In this scenario, we’re conditioning for actors who have the capability and propensity to infiltrate large corporations and or the US government. The median outcome for this scenario seems worse than for the median AI takeover.
However, it is important to note this argument does not hold when security around model weights remains high. In these scenarios, the distribution of humans or organizations in control of ASI is much more favorable, but the distribution of AI takeover remains skewed towards models willing to explicitly scheme against humans.
From my perspective, I’d say that conditional on takeover happening, I’d probably say that a human taking over compared to an AI has pretty similar distributions of outcomes, mostly because I consider the variance of human and AI values to have surprisingly similar outcomes (notably a key factor here is I expect a lot of the more alien values to result in extinction, though partial alignment can make things worse, but compared to the horror show that quite a bit of people have on their values, death can be pretty good, and that’s because I’m quite a bit more skeptical of the average person’s values, especially conditioning on takeover leading to automatically good outcomes.)
I’m interested in why this would seem unlikely in your model. These are precisely the failure models I think about the most, ex:
https://www.lesswrong.com/posts/QqYfxeogtatKotyEC/training-ai-agents-to-solve-hard-problems-could-lead-to
https://www.lesswrong.com/posts/GfZfDHZHCuYwrHGCd/without-fundamental-advances-misalignment-and-catastrophe
My understanding has always been that the fundamental limitation of RLHF (ex: https://arxiv.org/abs/2307.15217) is precisely that it fails at the limit of human’s ability to verify (ex: https://arxiv.org/abs/2409.12822, many other examples). You then have to solve other problems (ex: w2s generalization, etc), but I would consider it falsified that we can just rely on RLHF indefinitely (in fact I don’t believe it was a common argument that RLHF ever would hold, but it’s difficult to quanity how prevalent various opinions on it were).
I would add that all but the very worst versions of “human takeover” are much more recoverable than most versions of “AI takeover.” And until and unless the human-in-charge makes sufficiently significant changes to their own biology and neurology that I’m not sure the term “human” still applies, they are susceptible to many more (and better understood) processes for changing their minds and morals.

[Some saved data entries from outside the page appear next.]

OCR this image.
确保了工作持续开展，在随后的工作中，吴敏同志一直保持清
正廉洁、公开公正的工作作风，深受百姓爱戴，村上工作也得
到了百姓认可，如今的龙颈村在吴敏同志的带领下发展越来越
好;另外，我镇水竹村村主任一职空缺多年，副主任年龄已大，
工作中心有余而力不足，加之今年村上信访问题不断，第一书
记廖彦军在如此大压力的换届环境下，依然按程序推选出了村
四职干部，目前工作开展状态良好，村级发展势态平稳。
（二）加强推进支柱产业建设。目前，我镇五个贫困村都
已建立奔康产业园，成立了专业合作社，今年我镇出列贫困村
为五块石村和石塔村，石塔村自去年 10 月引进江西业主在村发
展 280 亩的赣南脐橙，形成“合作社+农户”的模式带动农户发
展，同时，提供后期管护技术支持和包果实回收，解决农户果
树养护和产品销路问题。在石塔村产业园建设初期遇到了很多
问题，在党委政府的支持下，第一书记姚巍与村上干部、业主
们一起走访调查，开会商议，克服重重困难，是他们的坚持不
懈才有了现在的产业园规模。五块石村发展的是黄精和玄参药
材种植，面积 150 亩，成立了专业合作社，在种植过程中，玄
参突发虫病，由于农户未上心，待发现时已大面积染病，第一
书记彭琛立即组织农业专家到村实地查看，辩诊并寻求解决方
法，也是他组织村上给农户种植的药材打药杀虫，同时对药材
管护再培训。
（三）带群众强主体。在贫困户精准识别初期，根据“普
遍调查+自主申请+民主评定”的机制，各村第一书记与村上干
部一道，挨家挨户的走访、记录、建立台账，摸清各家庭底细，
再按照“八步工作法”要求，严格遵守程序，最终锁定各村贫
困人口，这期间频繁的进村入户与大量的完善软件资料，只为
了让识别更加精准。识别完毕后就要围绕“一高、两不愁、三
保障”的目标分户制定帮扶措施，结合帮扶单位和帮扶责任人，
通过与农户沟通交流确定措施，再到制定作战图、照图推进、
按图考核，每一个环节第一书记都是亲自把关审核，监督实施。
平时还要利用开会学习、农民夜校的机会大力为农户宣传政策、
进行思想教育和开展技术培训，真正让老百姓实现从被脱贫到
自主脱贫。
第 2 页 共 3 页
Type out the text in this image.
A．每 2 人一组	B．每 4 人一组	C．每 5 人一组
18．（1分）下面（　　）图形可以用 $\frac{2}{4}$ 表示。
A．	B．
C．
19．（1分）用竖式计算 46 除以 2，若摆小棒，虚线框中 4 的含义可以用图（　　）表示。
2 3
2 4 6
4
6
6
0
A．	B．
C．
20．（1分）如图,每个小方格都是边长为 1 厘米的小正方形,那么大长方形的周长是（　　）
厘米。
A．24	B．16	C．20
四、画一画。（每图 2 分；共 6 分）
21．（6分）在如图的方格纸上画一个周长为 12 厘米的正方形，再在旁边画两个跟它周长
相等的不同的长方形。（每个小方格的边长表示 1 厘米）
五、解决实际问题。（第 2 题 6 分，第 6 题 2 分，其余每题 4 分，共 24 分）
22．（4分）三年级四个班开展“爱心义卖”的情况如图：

In other words: I don’t want to end up in the human-takeover world, but I can imagine plausible future histories where that scenario gives way to an eventually-good outcome, in a way that seems much less likely for AI-takeover worlds.
Why are they more recoverable? Seems like a human who seized power would seek asi advice on how to cement their power
I’m sure they would. And some of those ways ASI can help would include becoming immortal, replacing relationships with other humans things like that. But compared to an ASI, it is easier for a human to die, to have their mind changed by outside influences, and to place intrinsic value on the whole range of things humans care about including other people.